Dans tous les cas, « la mise sur agenda se produit dans un contexte spécifique » (Hassenteufel, 2010), qui a été auparavant analysé par Kingdon (1984) à travers trois types de flux:

- Le flux des problèmes : « Pour J. Kingdon, trois mécanismes principaux conduisent à fixer l’attention des autorités publiques : des indicateurs (c’est-à-dire des mesures, statistiques notamment), des événements marquants et des effets de rétroaction d’une politique (c’est-à-dire des informations, dans le cadre d’une évaluation en particulier, faisant état d’échecs d’une politique publique) » (Hassenteufel, 2010, p.52)

- Le flux des politiques publiques : « Il correspond à l’ensemble des solutions d’action publique disponibles et qui sont susceptibles d’être adoptées. Cette prise en compte dépend de critères tels que leur faisabilité technique, leur compatibilité avec les valeurs dominantes et leur capacité d’anticipation des contraintes à venir. » (Hassenteufel, 2010, p.52)

- Le flux de la politique : « Il est composé de quatre éléments principaux : l’opinion publique, les forces politiques organisées (les partis politiques en particulier), le pouvoir exécutif et la négociation collective. » (Hassenteufel, 2010, p.53)
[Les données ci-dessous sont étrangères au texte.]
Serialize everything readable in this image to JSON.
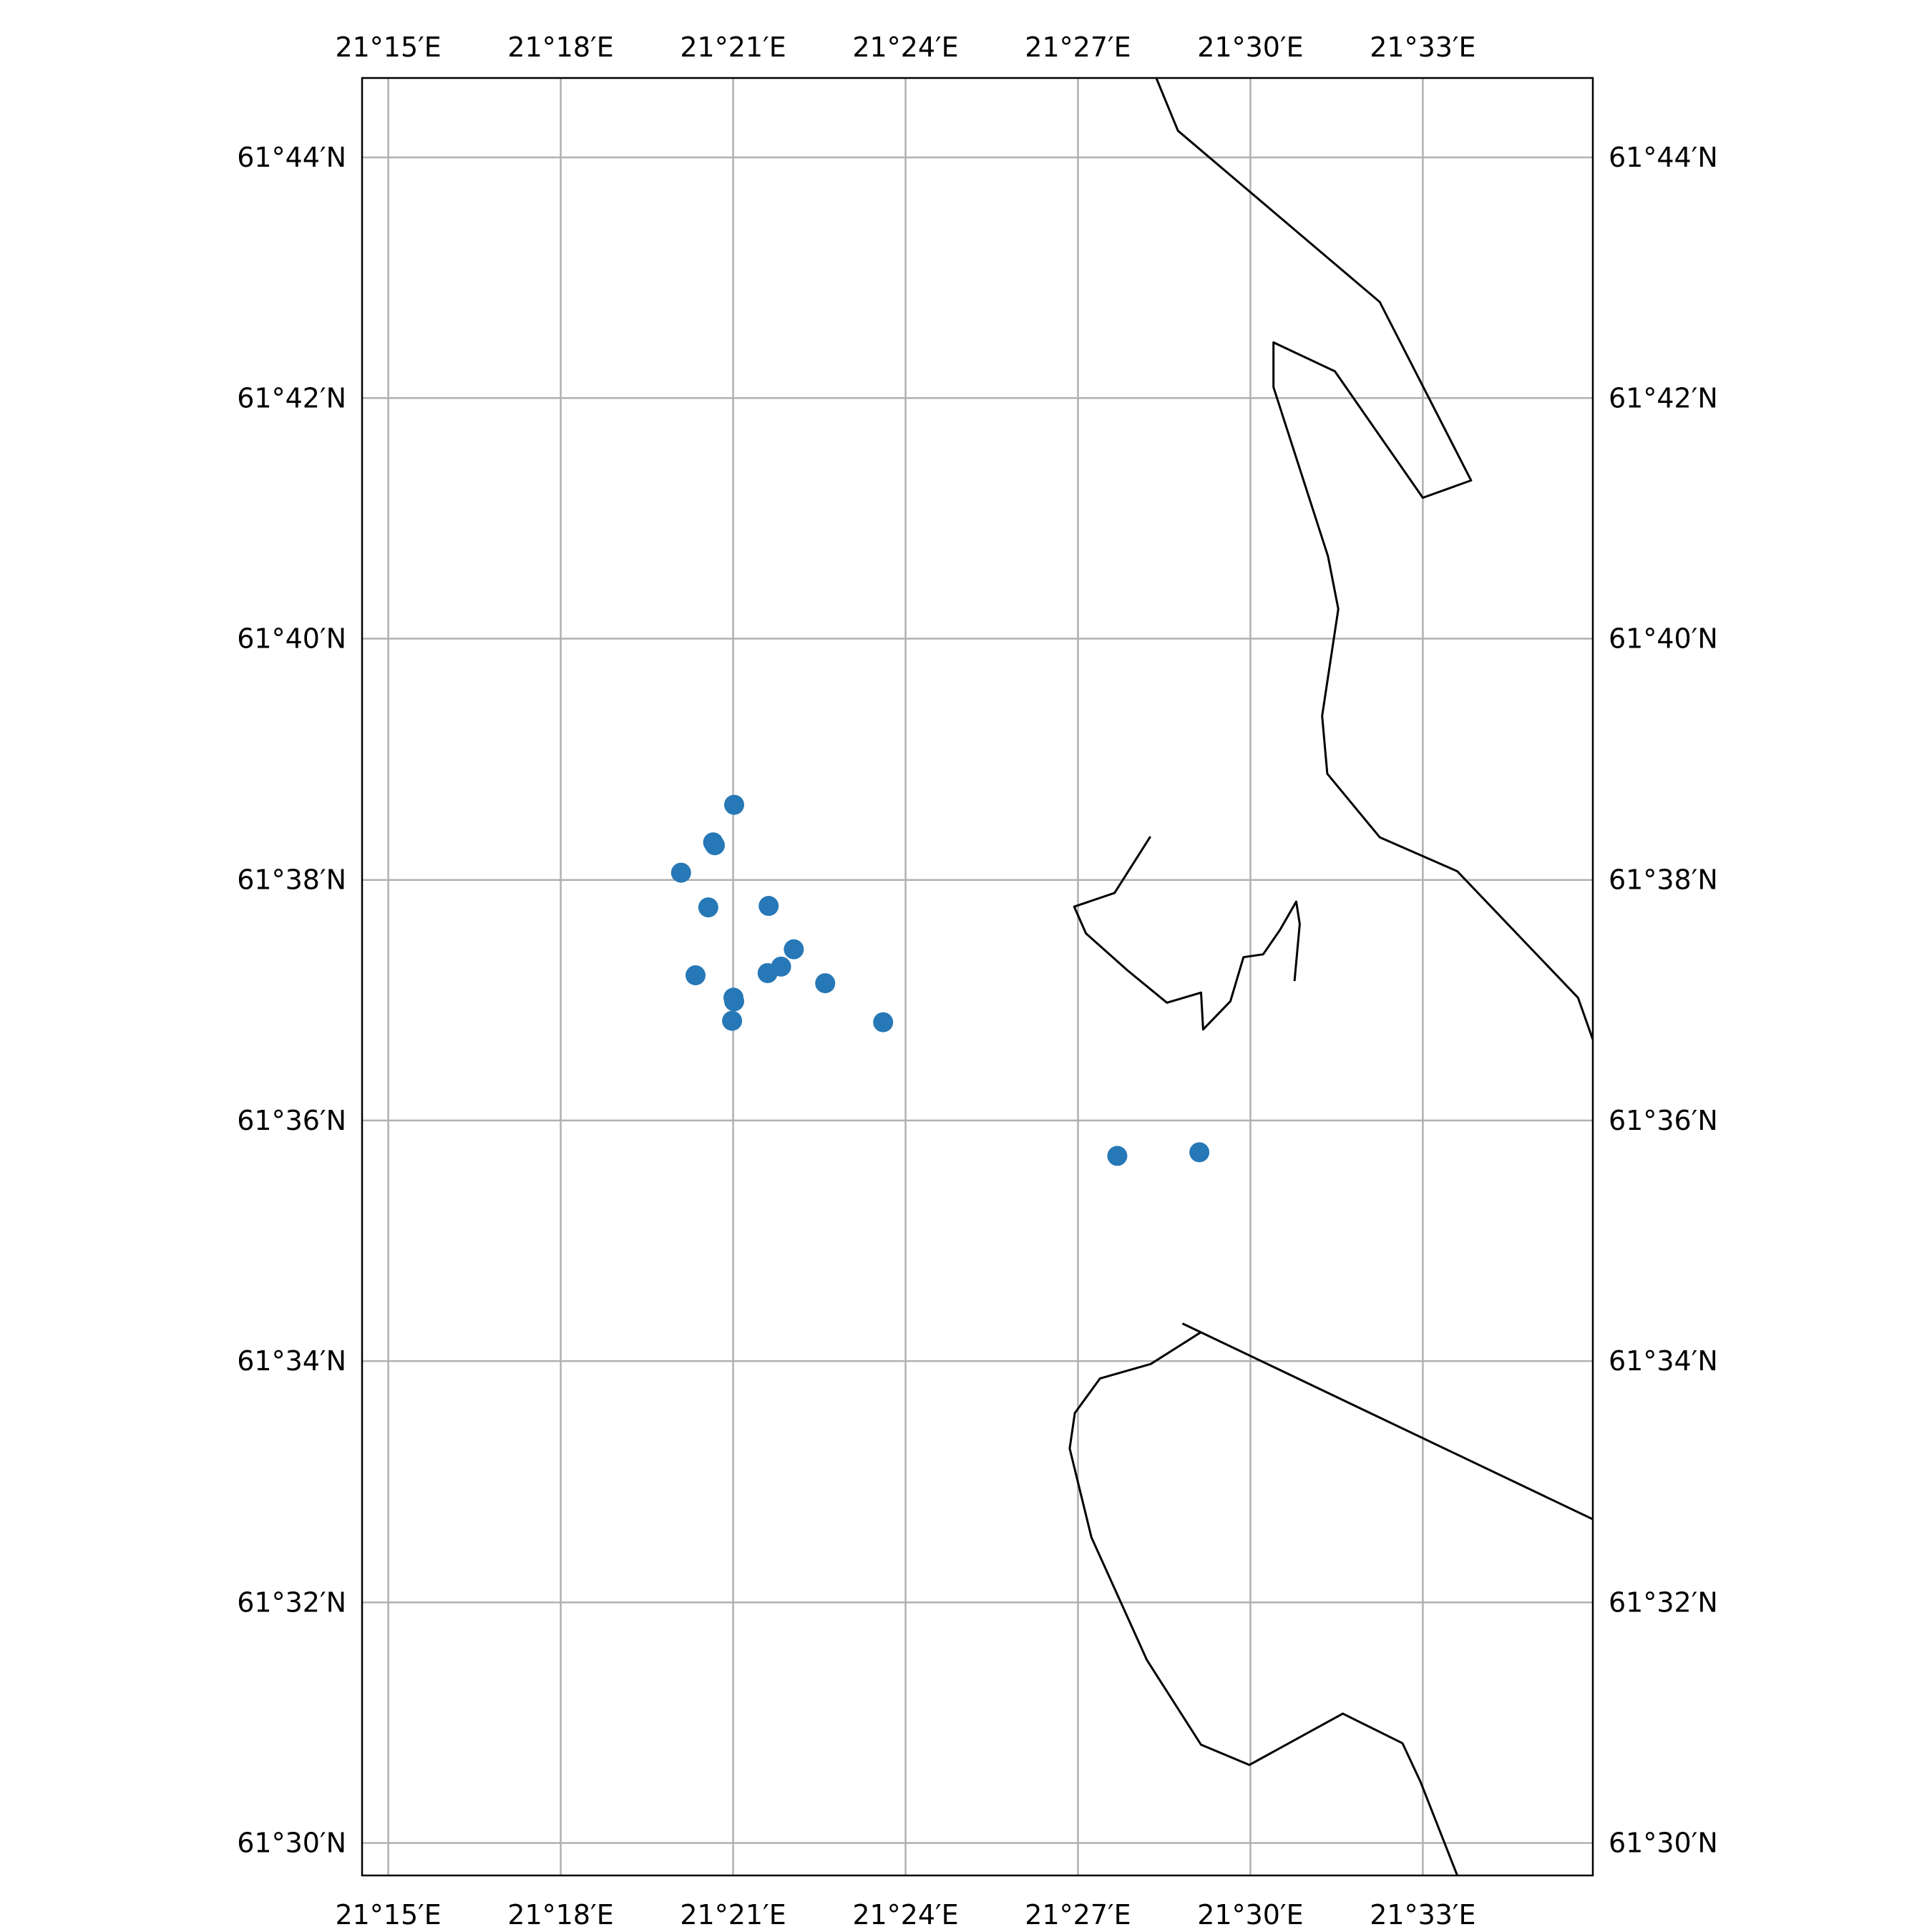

La conjonction de ces trois flux constitue une « fenêtre d’opportunité politique », autrement dit un contexte favorable à la mise sur agenda d’un problème collectif particulier :

« Ainsi ce sont moins les propriétés intrinsèques d’un problème (sa gravité, le nombre de personnes concernées, son urgence…) que sa mise en visibilité par différents acteurs (à travers des mouvements sociaux, des médias, des experts…), les

ressources de ceux qui le portent et le relaient, les réponses disponibles en termes d’action publique et son adéquation avec des valeurs dominantes dans une société

donnée et à un moment donné qui expliquent sa mise sur agenda par des autorités publiques. » (Hassenteufel, 2010, p.53).

La mise sur Agenda d’un problème public dépend ainsi de deux facteurs principaux : l’émergence d’un contexte favorable et la capacité des porteurs d’une cause publique à la façonner de manière à inciter les décideurs à la prendre en compte. Ainsi, la manière de présenter un problème a une forte incidence sur sa place dans le flux des problèmes.

Dans le cas de l’Amazonie équatorienne, la diffusion par Kimerling (1991) d’une quantification de la contamination environnementale en nombre de barils déversés dans l’environnement, ou de mètres cube de gaz brûlés dans l’atmosphère, est déterminante pour attirer l’attention de l’opinion publique nationale et internationale, mais également pour orienter les modalités de prise en charge du problème par l’exécutif. Notamment, elle permet la comparaison de la pollution en Amazonie équatorienne avec celle engendrée par la marée noire qui fait suite naufrage de l’Exxon Valdez en 1989 : d’après les estimations de Kimerling, elle serait deux fois plus importante, en volume de pétrole déversé sur vingt ans, ce qui inspire probablement le titre d’un premier ouvrage collectif équatorien publié sur le sujet : « Marée noire en Amazonie » (Varea et Ortiz, 1995).

Ce travail d’objectivation permet ainsi de sensibiliser aux formes concrètes que prend le problème. Ainsi, l’objectivation des sources de contamination présentes dans l’environnement, appelées « passifs socio-environnementaux » (piscines de stockage des résidus d’exploitation, fosses d’enfouissement de déchets, fuites non nettoyées), permet d’entrevoir une solution au problème qui passerait par des opérations de nettoyage. La mise sur agenda d’un problème public dépend alors (1) de l’ouverture d’une fenêtre d’opportunité, de la capacité des acteurs qui le portent (2) à générer une mobilisation à même de rallier l’opinion publique, d’attirer l’attention des médias et de politiser le problème et (3) à formuler le problème de manière à faciliter sa prise en compte par les décideurs.